A arte de usar citações

Atualizado em 21 de novembro de 2012 às 20:50
Papai na Folha nos anos 1970

 

E aqui segue mais um artigo de papai sobre o português cotidiano. Foi publicado em sua coluna na Folha, “A Língua Nossa de Cada Dia”, nos anos 1970. Gosto de várias coisas nele. Do estilo machadiano da prosa, simples e elegante. Da referência a um grande mestre esquecido do jornalismo, José Reis, o primeiro diretor da Folha na administração Frias. Da reflexão sobre o excesso de citações num texto. Mais uma vez, aproveito para agradecer Camila Nogueira, neta de Emir, pelo trabalho de digitação de um artigo do avô que ela, infelizmente, não conheceu.  

 

Há muita gente incapaz de escrever alguma coisa sem recorrer a citações. É claro que em muitos casos elas são perfeitamente cabíveis e até indispensáveis; em outros, nem tanto, não sendo raras as pessoas que fazem citações textuais apenas para mostrar (ou aparentar) erudição.

Quando se cita uma frase, um pensamento, uma máxima na língua nacional, não há maiores problemas, a não ser a obrigação ética, se a transcrição for literal, de apresentá-la entre aspas na linguagem escrita: excluem-se desssa obrigatoriedade apenas as expressões por assim dizer já caídas em domínio público, por muito usadas ou por não se saber quem as criou.

As citações em língua estrangeira trazem alguns problemas. Se alguém, por um motivo qualquer, se sente compelido a recorrer a elas, corre de imediato um risco: não ser entendido pelo seu leitor ou ouvinte. De fato, ninguém é obrigado a saber latim (que continua sendo a língua preferida pelos amantes de citações), nem mesmo inglês ou francês e outras línguas modernas.
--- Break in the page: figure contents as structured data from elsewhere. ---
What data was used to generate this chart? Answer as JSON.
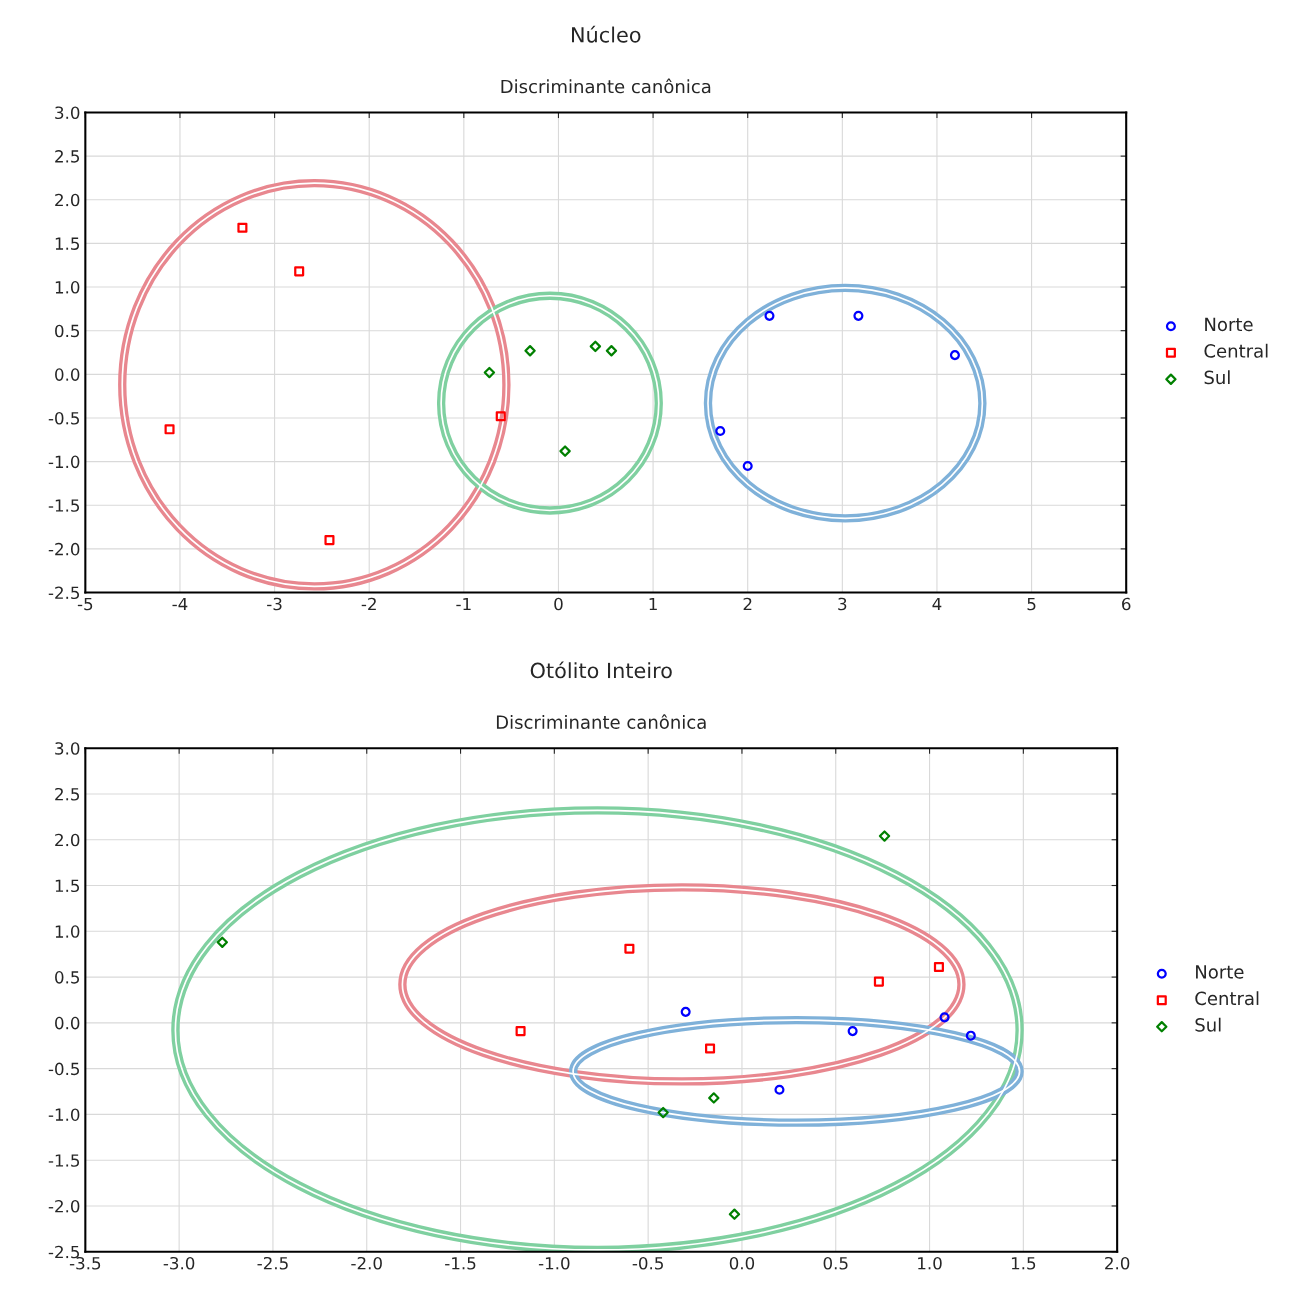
{
  "chart_data": [
    {
      "type": "scatter",
      "title": "Núcleo",
      "subtitle": "Discriminante canônica",
      "grid": true,
      "legend": "right",
      "xlim": [
        -5,
        6
      ],
      "xticks": [
        -5,
        -4,
        -3,
        -2,
        -1,
        0,
        1,
        2,
        3,
        4,
        5,
        6
      ],
      "ylim": [
        -2.5,
        3.0
      ],
      "yticks": [
        {
          "value": -2.5,
          "label": "-2.5"
        },
        {
          "value": -2.0,
          "label": "-2.0"
        },
        {
          "value": -1.5,
          "label": "-1.5"
        },
        {
          "value": -1.0,
          "label": "-1.0"
        },
        {
          "value": -0.5,
          "label": "-0.5"
        },
        {
          "value": 0.0,
          "label": "0.0"
        },
        {
          "value": 0.5,
          "label": "0.5"
        },
        {
          "value": 1.0,
          "label": "1.0"
        },
        {
          "value": 1.5,
          "label": "1.5"
        },
        {
          "value": 2.0,
          "label": "2.0"
        },
        {
          "value": 2.5,
          "label": "2.5"
        },
        {
          "value": 3.0,
          "label": "3.0"
        }
      ],
      "series": [
        {
          "type": "scatter",
          "name": "Norte",
          "color": "#0000ff",
          "marker": "circle",
          "x": [
            2.23,
            3.17,
            4.19,
            1.71,
            2.0
          ],
          "values": [
            0.67,
            0.67,
            0.22,
            -0.65,
            -1.05
          ]
        },
        {
          "type": "scatter",
          "name": "Central",
          "color": "#ff0000",
          "marker": "square",
          "x": [
            -3.34,
            -2.74,
            -4.11,
            -2.42,
            -0.61
          ],
          "values": [
            1.68,
            1.18,
            -0.63,
            -1.9,
            -0.48
          ]
        },
        {
          "type": "scatter",
          "name": "Sul",
          "color": "#008000",
          "marker": "diamond",
          "x": [
            -0.73,
            -0.3,
            0.39,
            0.56,
            0.07
          ],
          "values": [
            0.02,
            0.27,
            0.32,
            0.27,
            -0.88
          ]
        }
      ]
    },
    {
      "type": "scatter",
      "title": "Otólito Inteiro",
      "subtitle": "Discriminante canônica",
      "grid": true,
      "legend": "right",
      "xlim": [
        -3.5,
        2.0
      ],
      "xticks": [
        {
          "value": -3.5,
          "label": "-3.5"
        },
        {
          "value": -3.0,
          "label": "-3.0"
        },
        {
          "value": -2.5,
          "label": "-2.5"
        },
        {
          "value": -2.0,
          "label": "-2.0"
        },
        {
          "value": -1.5,
          "label": "-1.5"
        },
        {
          "value": -1.0,
          "label": "-1.0"
        },
        {
          "value": -0.5,
          "label": "-0.5"
        },
        {
          "value": 0.0,
          "label": "0.0"
        },
        {
          "value": 0.5,
          "label": "0.5"
        },
        {
          "value": 1.0,
          "label": "1.0"
        },
        {
          "value": 1.5,
          "label": "1.5"
        },
        {
          "value": 2.0,
          "label": "2.0"
        }
      ],
      "ylim": [
        -2.5,
        3.0
      ],
      "yticks": [
        {
          "value": -2.5,
          "label": "-2.5"
        },
        {
          "value": -2.0,
          "label": "-2.0"
        },
        {
          "value": -1.5,
          "label": "-1.5"
        },
        {
          "value": -1.0,
          "label": "-1.0"
        },
        {
          "value": -0.5,
          "label": "-0.5"
        },
        {
          "value": 0.0,
          "label": "0.0"
        },
        {
          "value": 0.5,
          "label": "0.5"
        },
        {
          "value": 1.0,
          "label": "1.0"
        },
        {
          "value": 1.5,
          "label": "1.5"
        },
        {
          "value": 2.0,
          "label": "2.0"
        },
        {
          "value": 2.5,
          "label": "2.5"
        },
        {
          "value": 3.0,
          "label": "3.0"
        }
      ],
      "series": [
        {
          "type": "scatter",
          "name": "Norte",
          "color": "#0000ff",
          "marker": "circle",
          "x": [
            -0.3,
            0.59,
            1.08,
            1.22,
            0.2
          ],
          "values": [
            0.12,
            -0.09,
            0.06,
            -0.14,
            -0.73
          ]
        },
        {
          "type": "scatter",
          "name": "Central",
          "color": "#ff0000",
          "marker": "square",
          "x": [
            -0.6,
            0.73,
            1.05,
            -1.18,
            -0.17
          ],
          "values": [
            0.81,
            0.45,
            0.61,
            -0.09,
            -0.28
          ]
        },
        {
          "type": "scatter",
          "name": "Sul",
          "color": "#008000",
          "marker": "diamond",
          "x": [
            -2.77,
            0.76,
            -0.42,
            -0.15,
            -0.04
          ],
          "values": [
            0.88,
            2.04,
            -0.98,
            -0.82,
            -2.09
          ]
        }
      ]
    }
  ]
}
Para evitar essa risco, há quem faça seguir, a citação estrangeira, da sua tradução em português, geralmente entre parênteses. Mas aí há outro inconveniente. O leitor ou o ouvinte culto pode sentir-se “ofendido”, raciocinando assim: “Então esse camarada não sabe que eu sei latim – ou inglês – ou francês?”

Camila, à beira do Tâmisa: a digitadora dos textos do avô

Suponhamos que, num momento de inspiração (quase sempre de má inspiração), decida uma pessoa intercalar num seu escrito a máxima latina “Amicus Plato, sed magis amica veritas”. Deitou erudição, deixou de queixo caído meia dúzia de pessoas que ficam espantadas com essa “demonstração de cultura”, mas em compensação é provável que a maioria dos que lêem aquilo não entenda patavina. Em atenção a estes, resolve então o autor da citação traduzí-la mais ou menos linearmente (para “Platão é meu amigo, mas a verdade é mais amiga ainda”, ou “Sou amigo de Platão, mas mais amigo da verdade”. Os outros leitores, além daquela incômoda pergunta (“Ele pensa que ue não sei latim?”), podem ainda indagar: “Por que já não fez a citação em português?”.

Com o professor José Reis – mestre em muitas coisas e também em questões de língua – aprendeu este colunista uma espécie de técnica para resolver os problemas das citações em idiomas estrangeiros. Como norma, o ideal é não usá-las, em texto que se destinem a público amplo e não especializado. Quando há versões vernáculas que correspondam precisamente ao que querem dizer frases feitas, sentenças ou aforismas estrangeiros, é preferível usar aquelas a estes. Assim, “gosto não se discute” ou “gosto e cor não se discutem” são melhor do que “de gustibus et coloribus non dispuutandur”, muitas vezes ostentação de cultura barata.

Nas ocasiões, porém, em que não se quer ou não se pode fugir a uma citação estrangeira, as exigências de clareza na expressão do mandamento tornam indispensável complementá-la com uma tradução livre, ou interpretação sucinta, que permita a todos os leitores ou ouvintes entender o que se está dizendo. Tradução literal, nunca.

Voltemos ao “Amicus Plato…” do exemplo dado atrás. É formula que se aplica a situações em que uma pessoa se sente obrigada, por uma questão de honestidade e amor à verdade, a desmentir outra, que no entanto lhe merece toda consideração (Platão entra aí, como Pilatos do Credo, quer dizer, não tem nada com a história). Feita a citação, é sempre útil completá-la com o esclarecimento indireto: “De fato, por maior respeito que nos mereça o sr. Fulano de Tal, não podemos deixar de dizer que há engano naquilo que afirmou” – ou coisas semelhantes, que facilitem ao leitor o entedimento do sentido da citação e das circunstâncias que cercam o fato comentado, sem ferir as susceptibilidades dos mais versados nas obscuridades do latim.